Seattle Seahawks 41, Minnesota Vikings 20
Especially in 2013, sports commentators can’t help but pick apart the teams that are on the downswing. They’re having a field day with it this year, with the likes of the Giants, Ravens, Texans, Packers, Redskins and Steelers falling from grace. But I never hear anybody talk about the Vikings. For being a playoff team last year, they’ve sunk so hard that nobody even seemed to notice. Finally, [I believe is was] Tim Ryan made a comment that could be interpeted as somebody trying to interpret what’s going on with the Vikings. They’re just…not tackling well? Yeah, that sounds right. People need to tackle in this sport. It’s a given. It’s the name of the game. So when a commentator tells me that the team isn’t tackling, well, I guess that explains everything. But then what’s the point of playing? Money? Fame? A six pack and a hundo? It’s probably to win, right? I don’t understand how a team can call themselves a team when they can’t perform the basic function of tackling. Thanks to Tim Ryan’s stunning analysis, I am even more confused about this sport.

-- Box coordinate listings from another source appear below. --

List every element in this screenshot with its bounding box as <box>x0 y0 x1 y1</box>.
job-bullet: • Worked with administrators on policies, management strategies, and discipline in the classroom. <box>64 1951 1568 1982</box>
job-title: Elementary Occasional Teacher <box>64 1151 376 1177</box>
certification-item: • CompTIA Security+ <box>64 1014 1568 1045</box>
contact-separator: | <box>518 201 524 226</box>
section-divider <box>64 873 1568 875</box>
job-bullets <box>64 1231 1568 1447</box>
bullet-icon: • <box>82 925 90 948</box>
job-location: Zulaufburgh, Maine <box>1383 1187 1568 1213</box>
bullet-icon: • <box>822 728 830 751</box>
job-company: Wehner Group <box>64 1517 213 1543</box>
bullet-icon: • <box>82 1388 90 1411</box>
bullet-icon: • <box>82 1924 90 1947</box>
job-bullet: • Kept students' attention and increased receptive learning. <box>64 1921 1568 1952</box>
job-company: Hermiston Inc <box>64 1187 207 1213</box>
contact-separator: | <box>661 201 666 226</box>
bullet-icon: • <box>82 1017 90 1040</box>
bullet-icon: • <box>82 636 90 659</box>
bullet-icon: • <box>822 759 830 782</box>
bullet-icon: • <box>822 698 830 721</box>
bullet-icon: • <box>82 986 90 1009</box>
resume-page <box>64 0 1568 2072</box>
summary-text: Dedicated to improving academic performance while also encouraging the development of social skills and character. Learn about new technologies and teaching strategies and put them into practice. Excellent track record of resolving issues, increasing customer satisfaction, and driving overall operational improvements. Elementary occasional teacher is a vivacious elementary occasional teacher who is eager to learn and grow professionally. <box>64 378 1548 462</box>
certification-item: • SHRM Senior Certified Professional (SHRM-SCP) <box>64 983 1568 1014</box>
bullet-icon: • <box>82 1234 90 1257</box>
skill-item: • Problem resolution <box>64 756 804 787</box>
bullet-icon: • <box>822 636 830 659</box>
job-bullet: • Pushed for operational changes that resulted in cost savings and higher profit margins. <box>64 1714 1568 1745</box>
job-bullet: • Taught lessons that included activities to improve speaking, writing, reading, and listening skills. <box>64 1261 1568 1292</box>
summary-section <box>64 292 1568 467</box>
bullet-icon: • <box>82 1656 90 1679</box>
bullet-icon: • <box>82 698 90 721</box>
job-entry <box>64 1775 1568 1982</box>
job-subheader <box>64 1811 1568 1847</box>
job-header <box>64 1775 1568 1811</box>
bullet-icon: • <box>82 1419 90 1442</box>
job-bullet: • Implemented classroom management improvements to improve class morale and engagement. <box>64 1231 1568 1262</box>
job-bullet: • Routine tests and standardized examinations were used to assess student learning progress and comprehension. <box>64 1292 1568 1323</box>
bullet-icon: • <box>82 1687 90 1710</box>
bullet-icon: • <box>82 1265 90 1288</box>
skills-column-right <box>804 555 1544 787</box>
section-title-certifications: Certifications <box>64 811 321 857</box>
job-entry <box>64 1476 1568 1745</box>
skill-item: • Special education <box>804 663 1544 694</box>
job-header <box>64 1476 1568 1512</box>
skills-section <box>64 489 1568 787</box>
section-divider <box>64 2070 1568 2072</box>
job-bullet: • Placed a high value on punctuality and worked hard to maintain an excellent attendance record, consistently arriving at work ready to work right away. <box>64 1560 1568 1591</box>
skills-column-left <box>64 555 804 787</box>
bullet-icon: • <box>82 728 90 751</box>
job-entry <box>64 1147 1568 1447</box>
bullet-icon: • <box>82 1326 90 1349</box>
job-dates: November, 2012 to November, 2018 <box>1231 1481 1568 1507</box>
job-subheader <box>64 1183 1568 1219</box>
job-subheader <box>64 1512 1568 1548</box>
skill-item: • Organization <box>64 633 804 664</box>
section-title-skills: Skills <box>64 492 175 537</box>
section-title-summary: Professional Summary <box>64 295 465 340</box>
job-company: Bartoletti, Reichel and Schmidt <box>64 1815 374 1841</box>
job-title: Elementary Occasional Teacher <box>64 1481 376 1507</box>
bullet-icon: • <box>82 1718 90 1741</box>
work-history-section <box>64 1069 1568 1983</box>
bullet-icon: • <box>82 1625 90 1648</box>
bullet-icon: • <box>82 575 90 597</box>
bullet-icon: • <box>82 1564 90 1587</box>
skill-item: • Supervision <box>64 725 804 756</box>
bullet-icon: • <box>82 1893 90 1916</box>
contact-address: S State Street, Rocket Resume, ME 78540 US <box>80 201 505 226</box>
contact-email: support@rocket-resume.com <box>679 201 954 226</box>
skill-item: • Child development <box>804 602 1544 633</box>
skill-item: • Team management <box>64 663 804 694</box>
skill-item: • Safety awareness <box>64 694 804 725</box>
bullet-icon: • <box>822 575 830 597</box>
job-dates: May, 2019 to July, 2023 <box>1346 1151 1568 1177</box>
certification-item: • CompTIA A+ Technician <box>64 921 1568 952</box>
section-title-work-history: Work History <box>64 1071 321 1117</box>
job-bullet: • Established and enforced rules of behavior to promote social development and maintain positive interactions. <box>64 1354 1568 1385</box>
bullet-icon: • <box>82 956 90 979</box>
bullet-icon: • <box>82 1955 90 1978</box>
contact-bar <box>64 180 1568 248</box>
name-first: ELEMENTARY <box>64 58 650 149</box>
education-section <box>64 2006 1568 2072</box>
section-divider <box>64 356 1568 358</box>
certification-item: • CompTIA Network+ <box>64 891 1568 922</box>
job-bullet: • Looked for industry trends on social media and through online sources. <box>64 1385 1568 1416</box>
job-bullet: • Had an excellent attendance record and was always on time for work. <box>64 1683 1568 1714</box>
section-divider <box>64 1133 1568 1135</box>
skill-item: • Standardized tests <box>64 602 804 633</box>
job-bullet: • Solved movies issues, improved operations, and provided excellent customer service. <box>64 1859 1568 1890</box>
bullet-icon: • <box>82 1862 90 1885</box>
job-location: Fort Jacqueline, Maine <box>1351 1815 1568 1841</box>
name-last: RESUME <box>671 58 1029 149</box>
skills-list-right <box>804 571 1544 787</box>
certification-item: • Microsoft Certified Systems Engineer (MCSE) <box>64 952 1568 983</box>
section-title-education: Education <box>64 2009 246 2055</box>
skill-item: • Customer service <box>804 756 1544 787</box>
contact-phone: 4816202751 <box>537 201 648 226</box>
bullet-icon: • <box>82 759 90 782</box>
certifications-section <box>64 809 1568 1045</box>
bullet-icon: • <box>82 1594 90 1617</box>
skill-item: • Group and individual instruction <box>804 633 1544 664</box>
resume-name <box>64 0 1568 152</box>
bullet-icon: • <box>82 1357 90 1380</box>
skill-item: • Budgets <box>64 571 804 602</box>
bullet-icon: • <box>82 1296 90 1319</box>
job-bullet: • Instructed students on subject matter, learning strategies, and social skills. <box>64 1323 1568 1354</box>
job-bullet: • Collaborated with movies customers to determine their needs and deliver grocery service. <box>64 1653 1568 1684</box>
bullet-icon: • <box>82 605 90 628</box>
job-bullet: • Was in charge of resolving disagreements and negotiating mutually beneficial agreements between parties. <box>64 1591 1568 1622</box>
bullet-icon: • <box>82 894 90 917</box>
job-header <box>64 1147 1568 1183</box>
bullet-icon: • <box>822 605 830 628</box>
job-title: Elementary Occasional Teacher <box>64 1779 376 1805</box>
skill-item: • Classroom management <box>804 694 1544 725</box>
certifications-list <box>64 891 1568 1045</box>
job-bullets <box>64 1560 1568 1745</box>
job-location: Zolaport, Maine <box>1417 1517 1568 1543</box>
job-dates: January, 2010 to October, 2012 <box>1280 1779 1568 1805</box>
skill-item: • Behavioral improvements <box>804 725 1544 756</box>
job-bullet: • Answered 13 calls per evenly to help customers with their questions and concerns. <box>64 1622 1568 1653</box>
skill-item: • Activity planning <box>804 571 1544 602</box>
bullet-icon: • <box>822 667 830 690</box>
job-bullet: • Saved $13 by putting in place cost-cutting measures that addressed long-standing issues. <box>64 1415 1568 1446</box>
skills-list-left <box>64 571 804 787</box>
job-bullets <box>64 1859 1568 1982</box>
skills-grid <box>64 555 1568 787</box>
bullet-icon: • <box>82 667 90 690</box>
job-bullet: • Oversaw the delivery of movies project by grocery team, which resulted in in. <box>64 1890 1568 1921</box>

New Orleans Saints 23, San Francisco 49ers 20
The only thing that I remember about this game is being excited to watch it. The rest is just a defensive blur. Since when did the Saints allow Rob Ryan to take over the entire team? He IS the head coach, right? Or is it Ben Stiller? THERE’S SO MANY THINGS I DON’T KNOW ANYMORE!
Denver Broncos 27, Kansas City Chiefs 17
CyboManning throws ball.
Ball goes far.
Far ball gets caught.
Cybo do good.
Kill, Cybo, kill.
Carolina Panthers 24, New England Patriots 20
New Englanders will be bitching about the last play for the rest of the season. Also, New Englanders have no right to bitch about the last play. A sub-par Tom Brady threw an interception in the endzone as time ran out and a flag was initially thrown for pass interference. After determining that the ball was not catchable by Gronkowski [which is true], the flag was picked up and the game was over. Nobody has any right to be mad about this, because it shouldn’t had come to it. At the start of the drive [3rd and 10 at the 20 to be exact], Tom Brady participated in some intentional grounding. How he was not flagged was well beyond my comprehension. He was right smack in the middle of the pocket when he threw the ball away at the last second. That would’ve made it 4th and 20, and although in the real 4th and 10, Brady connected to Gronkowski for 23 yards, it might not have been the same play call on a 4th and 20. What proceeded was a good handful of passes that were so poorly targeted that the Panthers defenders couldn’t even catch it. Watch the replay of that drive. There’s probably 4 or 5 potential interceptions. The 2013 version of The Tom Brady Miracle™ is a joke. It relies solely on dice-roll passes and drawing flags. If it was any other team, analysts would cry shenanigans. Because it’s Tom Brady and The Pats, the anti-strategy is easily disguised.